PanGEA uses four measures to assess the quality of SNPs at a SNP-site.
- The sequence quality at the SNP. This information is retrieved from the quality files
- The average sequence quality in the neighborhood of the SNP. This information is again retrieved from the quality files. The extent of this 'neighborhood', i.e. how many nucleotides 5' and 3' of the SNP, has to be specified by the user. The quality at the SNP-site is not included for this measure as it is already contained in the first measure (quality at SNP).
- The distance from the alignment end. It is well known that border effects at the ends of pairwise alignments may cause, suboptimal aligned bases, which can lead to wrongly identified SNPs. PanGEA therefore calculates the distance from the alignment end for each SNP. A minimum distance can be specified by the user (option 'Manage SNPs'). We found that 10 bp are usually sufficient.
- PanGEA also provides an 'ad hoc' solution to estimate the quality of a SNP from pairwise alignments. We found that indels and 'N' characters in the neighborhood of a SNP are usually an indication that a SNP may be a false positive.
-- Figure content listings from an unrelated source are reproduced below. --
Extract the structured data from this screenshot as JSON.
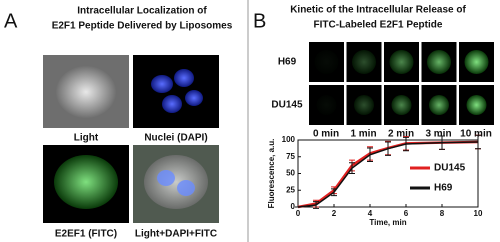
{
  "panel_a": {
    "letter": "A",
    "title_line1": "Intracellular Localization of",
    "title_line2": "E2F1 Peptide Delivered by Liposomes",
    "images": [
      "Light",
      "Nuclei (DAPI)",
      "E2EF1 (FITC)",
      "Light+DAPI+FITC"
    ]
  },
  "panel_b": {
    "letter": "B",
    "title_line1": "Kinetic of the Intracellular Release of",
    "title_line2": "FITC-Labeled E2F1 Peptide",
    "rows": [
      "H69",
      "DU145"
    ],
    "times": [
      "0 min",
      "1 min",
      "2 min",
      "3 min",
      "10 min"
    ]
  },
  "chart_data": {
    "type": "line",
    "xlabel": "Time, min",
    "ylabel": "Fluorescence, a.u.",
    "x": [
      0,
      1,
      2,
      3,
      4,
      5,
      6,
      8,
      10
    ],
    "xlim": [
      0,
      10
    ],
    "xticks": [
      0,
      2,
      4,
      6,
      8,
      10
    ],
    "ylim": [
      0,
      100
    ],
    "yticks": [
      0,
      25,
      50,
      75,
      100
    ],
    "legend": "right",
    "series": [
      {
        "name": "DU145",
        "color": "#e02020",
        "values": [
          0,
          5,
          25,
          62,
          80,
          88,
          95,
          96,
          97
        ],
        "errors": [
          0,
          5,
          5,
          8,
          10,
          10,
          10,
          10,
          10
        ]
      },
      {
        "name": "H69",
        "color": "#111111",
        "values": [
          0,
          3,
          22,
          58,
          78,
          87,
          94,
          96,
          97
        ],
        "errors": [
          0,
          5,
          5,
          8,
          10,
          10,
          10,
          10,
          10
        ]
      }
    ]
  }
}
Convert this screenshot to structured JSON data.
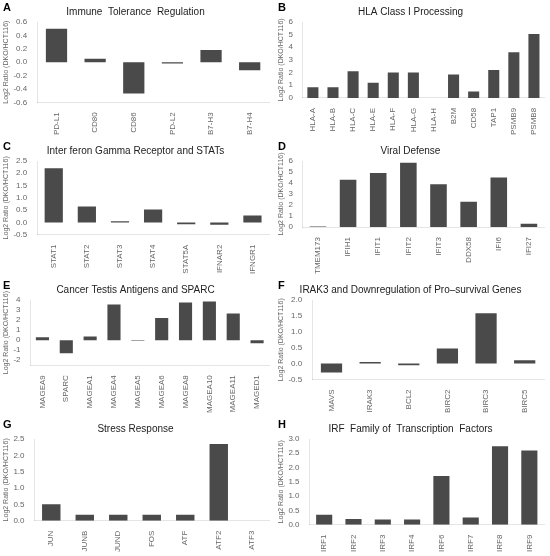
{
  "chart_data": [
    {
      "type": "bar",
      "annotation": "A",
      "title": "Immune  Tolerance  Regulation",
      "categories": [
        "PD-L1",
        "CD80",
        "CD86",
        "PD-L2",
        "B7-H3",
        "B7-H4"
      ],
      "values": [
        0.5,
        0.05,
        -0.47,
        -0.02,
        0.18,
        -0.12
      ],
      "color": "#4a4a4a",
      "ylabel": "Log2 Ratio (DKO/HCT116)",
      "ylim": [
        -0.6,
        0.6
      ],
      "yticks": [
        -0.6,
        -0.4,
        -0.2,
        {
          "value": 0,
          "label": "0.0"
        },
        0.2,
        0.4,
        0.6
      ],
      "grid": false
    },
    {
      "type": "bar",
      "annotation": "B",
      "title": "HLA Class I Processing",
      "categories": [
        "HLA-A",
        "HLA-B",
        "HLA-C",
        "HLA-E",
        "HLA-F",
        "HLA-G",
        "HLA-H",
        "B2M",
        "CD58",
        "TAP1",
        "PSMB9",
        "PSMB8"
      ],
      "values": [
        0.85,
        0.85,
        2.1,
        1.2,
        2.0,
        2.0,
        0.0,
        1.85,
        0.5,
        2.2,
        3.6,
        5.05
      ],
      "color": "#4a4a4a",
      "ylabel": "Log2 Ratio (DKO/HCT116)",
      "ylim": [
        0,
        6
      ],
      "yticks": [
        0,
        1,
        2,
        3,
        4,
        5,
        6
      ],
      "grid": false
    },
    {
      "type": "bar",
      "annotation": "C",
      "title": "Inter feron Gamma Receptor and STATs",
      "categories": [
        "STAT1",
        "STAT2",
        "STAT3",
        "STAT4",
        "STAT5A",
        "IFNAR2",
        "IFNGR1"
      ],
      "values": [
        2.2,
        0.65,
        0.05,
        0.52,
        -0.08,
        -0.1,
        0.28
      ],
      "color": "#4a4a4a",
      "ylabel": "Log2 Ratio (DKO/HCT116)",
      "ylim": [
        -0.5,
        2.5
      ],
      "yticks": [
        -0.5,
        {
          "value": 0,
          "label": "0.0"
        },
        0.5,
        {
          "value": 1,
          "label": "1.0"
        },
        1.5,
        {
          "value": 2,
          "label": "2.0"
        },
        2.5
      ],
      "grid": false
    },
    {
      "type": "bar",
      "annotation": "D",
      "title": "Viral Defense",
      "categories": [
        "TMEM173",
        "IFIH1",
        "IFIT1",
        "IFIT2",
        "IFIT3",
        "DDX58",
        "IFI6",
        "IFI27"
      ],
      "values": [
        0.05,
        4.3,
        4.9,
        5.85,
        3.9,
        2.3,
        4.5,
        0.3
      ],
      "color": "#4a4a4a",
      "ylabel": "Log2 Ratio (DKO/HCT116)",
      "ylim": [
        0,
        6
      ],
      "yticks": [
        0,
        1,
        2,
        3,
        4,
        5,
        6
      ],
      "grid": false
    },
    {
      "type": "bar",
      "annotation": "E",
      "title": "Cancer Testis Antigens and SPARC",
      "categories": [
        "MAGEA9",
        "SPARC",
        "MAGEA1",
        "MAGEA4",
        "MAGEA5",
        "MAGEA6",
        "MAGEA8",
        "MAGEA10",
        "MAGEA11",
        "MAGED1"
      ],
      "values": [
        0.28,
        -1.3,
        0.35,
        3.55,
        -0.05,
        2.2,
        3.75,
        3.85,
        2.65,
        -0.3
      ],
      "color": "#4a4a4a",
      "ylabel": "Log2 Ratio (DKO/HCT116)",
      "ylim": [
        -2.5,
        4.0
      ],
      "yticks": [
        -2,
        -1,
        0,
        1,
        2,
        3,
        4
      ],
      "grid": false
    },
    {
      "type": "bar",
      "annotation": "F",
      "title": "IRAK3 and Downregulation of Pro–survival Genes",
      "categories": [
        "MAVS",
        "IRAK3",
        "BCL2",
        "BIRC2",
        "BIRC3",
        "BIRC5"
      ],
      "values": [
        -0.28,
        0.05,
        -0.05,
        0.47,
        1.58,
        0.1
      ],
      "color": "#4a4a4a",
      "ylabel": "Log2 Ratio (DKO/HCT116)",
      "ylim": [
        -0.5,
        2.0
      ],
      "yticks": [
        -0.5,
        {
          "value": 0,
          "label": "0.0"
        },
        0.5,
        {
          "value": 1,
          "label": "1.0"
        },
        1.5,
        {
          "value": 2,
          "label": "2.0"
        }
      ],
      "grid": false
    },
    {
      "type": "bar",
      "annotation": "G",
      "title": "Stress Response",
      "categories": [
        "JUN",
        "JUNB",
        "JUND",
        "FOS",
        "ATF",
        "ATF2",
        "ATF3"
      ],
      "values": [
        0.5,
        0.18,
        0.18,
        0.18,
        0.18,
        2.35,
        0.0
      ],
      "color": "#4a4a4a",
      "ylabel": "Log2 Ratio (DKO/HCT116)",
      "ylim": [
        0,
        2.5
      ],
      "yticks": [
        {
          "value": 0,
          "label": "0.0"
        },
        0.5,
        {
          "value": 1,
          "label": "1.0"
        },
        1.5,
        {
          "value": 2,
          "label": "2.0"
        },
        2.5
      ],
      "grid": false
    },
    {
      "type": "bar",
      "annotation": "H",
      "title": "IRF  Family of  Transcription  Factors",
      "categories": [
        "IRF1",
        "IRF2",
        "IRF3",
        "IRF4",
        "IRF6",
        "IRF7",
        "IRF8",
        "IRF9"
      ],
      "values": [
        0.35,
        0.2,
        0.18,
        0.18,
        1.7,
        0.25,
        2.75,
        2.6
      ],
      "color": "#4a4a4a",
      "ylabel": "Log2 Ratio (DKO/HCT116)",
      "ylim": [
        0,
        3.0
      ],
      "yticks": [
        {
          "value": 0,
          "label": "0.0"
        },
        0.5,
        {
          "value": 1,
          "label": "1.0"
        },
        1.5,
        {
          "value": 2,
          "label": "2.0"
        },
        2.5,
        {
          "value": 3,
          "label": "3.0"
        }
      ],
      "grid": false
    }
  ]
}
Therefore PanGEA counts the number of this low quality tokens in the neighborhood of a SNP. The extent of this neighborhood can again be specified by the user.
However, we also implemented an adaption of this 'ad hoc' solution for 454-sequences (more generally sequencing-by-synthesis). In 454-sequences adjacent homopolymers are usually also an indication that the SNP may be erroronous. This is especially true if the homopolymer has the same nucleotide character as a neighboring SNP (carry forward event).